More, actually, if we stack them side-by-side, since the linked sides would double the number while leaving us with only 2 coins' total worth of vacant space on the horizontal sides, still.

Dalebert
2014-08-28, 12:11 PM
Gold is actually extremely heavy. I am confident that the book-makers didn't figure for endless picking of nits (though they should know by now, haha) but if one gold coin is a 50th of a pound, it's pretty small. A troy ounce of gold is roughly 1/14th of a pound and the $20 gold eagle is 1.28 " in diameter. Figure roughly a fourth of that would be a smidge bigger than this (http://goldsilver.com/buy-online/american-gold-eagle-14-oz/).

Diameter 22.00mm and thickness 1.78 mm

I think that's very roughly about the size of a quarter so imagine 50 quarters that weigh a pound.

Here's a quarter:
Diameter 24.26 mm (0.955 in)
Thickness 1.75 mm (0.069 in)

grarrrg
2014-08-28, 08:29 PM
While having more coins, the diagram on the right is both higher and wider, leaving much more unused space on the sides. You cannot fool us with your tricky math, sir. :smallyuk:
http://theworstthingsforsale.com/2013/11/14/triangular-packed-muffin-pan/

You can fit coins vertically down the side-gaps. :smalltongue:

Lord Vukodlak
2014-08-28, 11:48 PM
I've actually did some math and research into this awhile ago and the volume of limit on a bag of holding is an almost useless information. Unless your putting large hollow objects into the bag you'll hit the weight limit before hitting the volume limit.

grarrrg
2014-08-29, 12:19 AM
I've actually did some math and research into this awhile ago and the volume of limit on a bag of holding is an almost useless information. Unless your putting large hallow objects into the bag you'll hit the weight limit before hitting the volume limit.

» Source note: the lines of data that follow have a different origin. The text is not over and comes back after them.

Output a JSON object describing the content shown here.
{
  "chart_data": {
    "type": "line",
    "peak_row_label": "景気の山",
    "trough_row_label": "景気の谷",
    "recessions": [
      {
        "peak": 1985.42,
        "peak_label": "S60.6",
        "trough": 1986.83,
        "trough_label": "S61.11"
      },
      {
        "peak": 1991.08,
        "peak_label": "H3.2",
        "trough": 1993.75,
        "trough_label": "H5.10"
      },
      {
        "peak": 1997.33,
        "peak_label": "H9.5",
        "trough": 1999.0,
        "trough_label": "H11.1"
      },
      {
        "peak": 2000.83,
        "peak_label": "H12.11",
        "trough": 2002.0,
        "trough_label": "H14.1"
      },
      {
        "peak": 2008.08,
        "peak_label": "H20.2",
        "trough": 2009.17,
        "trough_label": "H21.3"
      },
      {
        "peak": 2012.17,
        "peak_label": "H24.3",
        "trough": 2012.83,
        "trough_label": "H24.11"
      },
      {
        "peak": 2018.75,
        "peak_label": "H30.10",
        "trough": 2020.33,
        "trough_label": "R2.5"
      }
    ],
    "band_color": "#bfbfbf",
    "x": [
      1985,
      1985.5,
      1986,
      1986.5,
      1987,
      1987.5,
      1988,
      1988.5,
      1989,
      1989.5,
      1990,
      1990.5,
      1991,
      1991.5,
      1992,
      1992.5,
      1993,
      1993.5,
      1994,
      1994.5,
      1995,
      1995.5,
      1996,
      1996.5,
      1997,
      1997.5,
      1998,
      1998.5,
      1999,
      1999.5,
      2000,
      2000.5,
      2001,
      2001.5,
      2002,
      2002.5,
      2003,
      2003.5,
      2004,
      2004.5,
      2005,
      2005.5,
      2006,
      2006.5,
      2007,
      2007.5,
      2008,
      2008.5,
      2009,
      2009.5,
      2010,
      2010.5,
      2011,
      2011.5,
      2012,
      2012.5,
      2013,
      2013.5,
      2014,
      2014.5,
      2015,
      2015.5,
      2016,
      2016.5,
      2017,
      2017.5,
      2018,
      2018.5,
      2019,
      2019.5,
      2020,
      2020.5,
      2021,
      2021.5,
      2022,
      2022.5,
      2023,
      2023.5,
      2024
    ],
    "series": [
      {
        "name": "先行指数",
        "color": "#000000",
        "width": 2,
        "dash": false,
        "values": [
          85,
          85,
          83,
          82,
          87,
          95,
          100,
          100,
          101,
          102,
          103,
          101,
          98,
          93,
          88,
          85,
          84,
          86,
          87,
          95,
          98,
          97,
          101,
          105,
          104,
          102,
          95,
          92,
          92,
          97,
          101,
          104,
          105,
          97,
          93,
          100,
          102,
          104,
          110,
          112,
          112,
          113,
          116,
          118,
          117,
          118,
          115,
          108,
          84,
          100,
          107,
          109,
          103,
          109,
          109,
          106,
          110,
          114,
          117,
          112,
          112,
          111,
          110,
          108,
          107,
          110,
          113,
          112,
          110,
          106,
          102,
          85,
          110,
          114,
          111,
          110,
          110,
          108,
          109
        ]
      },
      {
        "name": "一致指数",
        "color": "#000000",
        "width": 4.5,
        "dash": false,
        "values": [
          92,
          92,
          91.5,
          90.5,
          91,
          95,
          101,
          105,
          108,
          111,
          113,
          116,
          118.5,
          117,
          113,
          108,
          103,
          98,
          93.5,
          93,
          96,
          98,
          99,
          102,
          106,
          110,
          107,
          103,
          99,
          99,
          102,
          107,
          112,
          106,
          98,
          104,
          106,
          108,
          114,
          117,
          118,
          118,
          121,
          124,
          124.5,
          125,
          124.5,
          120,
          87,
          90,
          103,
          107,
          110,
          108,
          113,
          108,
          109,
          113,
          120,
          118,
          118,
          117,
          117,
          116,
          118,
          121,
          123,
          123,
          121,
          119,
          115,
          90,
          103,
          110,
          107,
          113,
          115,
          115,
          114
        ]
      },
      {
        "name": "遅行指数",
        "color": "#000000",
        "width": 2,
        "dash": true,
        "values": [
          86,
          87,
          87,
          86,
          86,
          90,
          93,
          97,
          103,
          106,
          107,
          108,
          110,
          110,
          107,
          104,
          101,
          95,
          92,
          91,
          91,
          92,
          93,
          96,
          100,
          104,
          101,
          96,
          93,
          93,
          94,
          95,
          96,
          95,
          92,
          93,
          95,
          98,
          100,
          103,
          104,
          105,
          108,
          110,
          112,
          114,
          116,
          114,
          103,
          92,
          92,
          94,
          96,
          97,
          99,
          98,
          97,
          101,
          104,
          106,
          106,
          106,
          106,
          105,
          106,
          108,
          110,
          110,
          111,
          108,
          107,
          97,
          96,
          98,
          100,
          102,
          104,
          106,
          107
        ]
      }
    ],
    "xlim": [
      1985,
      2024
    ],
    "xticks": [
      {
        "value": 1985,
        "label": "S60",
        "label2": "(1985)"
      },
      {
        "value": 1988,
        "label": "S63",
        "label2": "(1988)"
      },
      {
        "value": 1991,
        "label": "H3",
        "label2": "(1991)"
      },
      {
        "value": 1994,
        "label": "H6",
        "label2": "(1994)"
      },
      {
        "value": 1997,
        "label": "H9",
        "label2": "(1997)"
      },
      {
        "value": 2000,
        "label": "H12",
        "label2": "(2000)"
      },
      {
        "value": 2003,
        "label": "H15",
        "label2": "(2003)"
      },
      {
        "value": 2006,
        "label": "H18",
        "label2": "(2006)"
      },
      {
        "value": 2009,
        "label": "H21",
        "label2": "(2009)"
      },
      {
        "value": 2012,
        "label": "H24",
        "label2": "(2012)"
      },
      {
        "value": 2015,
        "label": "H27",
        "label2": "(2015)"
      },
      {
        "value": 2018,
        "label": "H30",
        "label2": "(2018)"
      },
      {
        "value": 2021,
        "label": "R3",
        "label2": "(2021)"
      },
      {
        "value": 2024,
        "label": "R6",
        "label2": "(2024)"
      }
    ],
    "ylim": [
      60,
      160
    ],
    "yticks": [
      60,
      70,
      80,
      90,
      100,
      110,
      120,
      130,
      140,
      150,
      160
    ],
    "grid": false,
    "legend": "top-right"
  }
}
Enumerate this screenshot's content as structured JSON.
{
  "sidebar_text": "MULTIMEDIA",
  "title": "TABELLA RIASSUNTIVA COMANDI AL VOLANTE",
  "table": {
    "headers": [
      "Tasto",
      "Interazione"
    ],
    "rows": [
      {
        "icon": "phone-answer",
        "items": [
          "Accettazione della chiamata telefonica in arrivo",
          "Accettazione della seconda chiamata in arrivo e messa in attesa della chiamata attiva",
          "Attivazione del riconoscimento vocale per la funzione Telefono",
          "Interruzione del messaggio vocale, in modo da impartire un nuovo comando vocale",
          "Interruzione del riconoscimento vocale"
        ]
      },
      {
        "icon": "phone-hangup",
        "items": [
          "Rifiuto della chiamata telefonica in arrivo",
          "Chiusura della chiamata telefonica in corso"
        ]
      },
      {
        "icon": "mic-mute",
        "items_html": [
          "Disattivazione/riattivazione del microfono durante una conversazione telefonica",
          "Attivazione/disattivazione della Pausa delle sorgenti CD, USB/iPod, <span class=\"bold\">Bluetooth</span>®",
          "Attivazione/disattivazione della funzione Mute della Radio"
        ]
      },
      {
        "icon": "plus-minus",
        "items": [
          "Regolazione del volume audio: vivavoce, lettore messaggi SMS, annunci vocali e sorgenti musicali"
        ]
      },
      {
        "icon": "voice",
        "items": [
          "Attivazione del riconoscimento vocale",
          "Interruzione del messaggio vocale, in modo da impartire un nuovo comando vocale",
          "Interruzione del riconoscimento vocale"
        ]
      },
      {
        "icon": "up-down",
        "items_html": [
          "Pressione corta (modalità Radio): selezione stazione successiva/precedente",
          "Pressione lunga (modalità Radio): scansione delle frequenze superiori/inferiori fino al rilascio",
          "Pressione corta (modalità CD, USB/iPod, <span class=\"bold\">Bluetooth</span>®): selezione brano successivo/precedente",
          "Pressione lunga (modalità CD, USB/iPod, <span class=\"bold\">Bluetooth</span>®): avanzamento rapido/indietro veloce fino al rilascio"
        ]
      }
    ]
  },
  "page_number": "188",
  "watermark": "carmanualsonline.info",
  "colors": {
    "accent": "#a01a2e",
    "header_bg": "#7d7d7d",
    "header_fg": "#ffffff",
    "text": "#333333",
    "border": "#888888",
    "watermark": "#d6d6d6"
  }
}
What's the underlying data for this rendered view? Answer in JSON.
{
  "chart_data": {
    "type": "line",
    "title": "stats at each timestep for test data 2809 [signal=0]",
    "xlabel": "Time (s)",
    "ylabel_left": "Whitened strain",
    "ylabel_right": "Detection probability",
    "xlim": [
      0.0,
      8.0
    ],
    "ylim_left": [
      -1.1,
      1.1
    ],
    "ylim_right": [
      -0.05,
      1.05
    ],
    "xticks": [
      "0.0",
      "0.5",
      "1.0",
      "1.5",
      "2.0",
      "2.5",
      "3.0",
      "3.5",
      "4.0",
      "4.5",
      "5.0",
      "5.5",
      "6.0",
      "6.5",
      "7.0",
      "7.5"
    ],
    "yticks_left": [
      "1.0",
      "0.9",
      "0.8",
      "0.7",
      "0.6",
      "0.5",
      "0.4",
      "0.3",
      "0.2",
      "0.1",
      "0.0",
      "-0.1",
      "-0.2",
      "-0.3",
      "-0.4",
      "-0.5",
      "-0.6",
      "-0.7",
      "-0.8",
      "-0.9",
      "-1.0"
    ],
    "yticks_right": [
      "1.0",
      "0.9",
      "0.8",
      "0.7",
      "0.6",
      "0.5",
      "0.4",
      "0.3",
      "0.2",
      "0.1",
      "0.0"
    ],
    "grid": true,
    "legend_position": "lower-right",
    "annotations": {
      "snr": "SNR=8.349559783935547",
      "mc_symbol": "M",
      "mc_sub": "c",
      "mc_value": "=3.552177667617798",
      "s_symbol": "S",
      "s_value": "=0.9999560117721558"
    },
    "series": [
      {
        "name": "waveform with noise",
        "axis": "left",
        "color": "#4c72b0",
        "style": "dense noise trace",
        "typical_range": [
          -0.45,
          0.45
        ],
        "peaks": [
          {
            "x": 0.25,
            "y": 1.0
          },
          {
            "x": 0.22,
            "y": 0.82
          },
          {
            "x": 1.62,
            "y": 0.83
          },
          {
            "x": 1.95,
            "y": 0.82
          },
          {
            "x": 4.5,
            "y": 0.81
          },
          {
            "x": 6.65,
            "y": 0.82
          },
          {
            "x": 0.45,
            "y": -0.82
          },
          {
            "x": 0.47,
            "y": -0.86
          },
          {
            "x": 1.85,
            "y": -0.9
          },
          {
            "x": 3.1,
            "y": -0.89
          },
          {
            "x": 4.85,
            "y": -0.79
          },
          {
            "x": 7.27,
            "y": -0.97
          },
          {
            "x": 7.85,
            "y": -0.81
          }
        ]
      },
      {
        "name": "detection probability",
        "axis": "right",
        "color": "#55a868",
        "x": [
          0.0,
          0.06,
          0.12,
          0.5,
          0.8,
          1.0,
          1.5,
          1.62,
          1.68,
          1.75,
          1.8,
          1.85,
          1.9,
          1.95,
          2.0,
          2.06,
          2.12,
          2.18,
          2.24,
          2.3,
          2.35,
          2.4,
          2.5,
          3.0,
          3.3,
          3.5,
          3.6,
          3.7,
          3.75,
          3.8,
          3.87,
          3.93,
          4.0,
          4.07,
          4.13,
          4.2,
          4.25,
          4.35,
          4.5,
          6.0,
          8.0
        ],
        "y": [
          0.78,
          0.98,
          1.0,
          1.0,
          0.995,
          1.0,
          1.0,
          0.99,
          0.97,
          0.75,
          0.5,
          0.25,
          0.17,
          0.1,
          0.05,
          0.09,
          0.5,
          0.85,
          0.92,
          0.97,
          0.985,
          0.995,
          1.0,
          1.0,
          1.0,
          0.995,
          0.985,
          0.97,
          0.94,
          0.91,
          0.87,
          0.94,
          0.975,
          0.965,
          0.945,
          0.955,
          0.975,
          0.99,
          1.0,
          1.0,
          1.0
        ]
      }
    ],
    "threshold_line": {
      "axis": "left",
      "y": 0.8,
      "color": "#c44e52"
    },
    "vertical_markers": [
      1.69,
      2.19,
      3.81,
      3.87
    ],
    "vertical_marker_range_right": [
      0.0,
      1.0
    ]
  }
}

So holy symbols made out of balsa wood and the like?
*rimshot*
I know, typo, but I couldn't resist!

Lord Vukodlak
2014-08-29, 01:37 AM
So holy symbols made out of balsa wood and the like?
*rimshot*
I know, typo, but I couldn't resist!
Actually... yeah I linto balsa wood... and extra light balsa is one of the few materials you'd run out of volume before you ran out of weight.

Yue Ryong
2014-08-29, 09:10 AM
And this is why no party should be without access to Fabricate.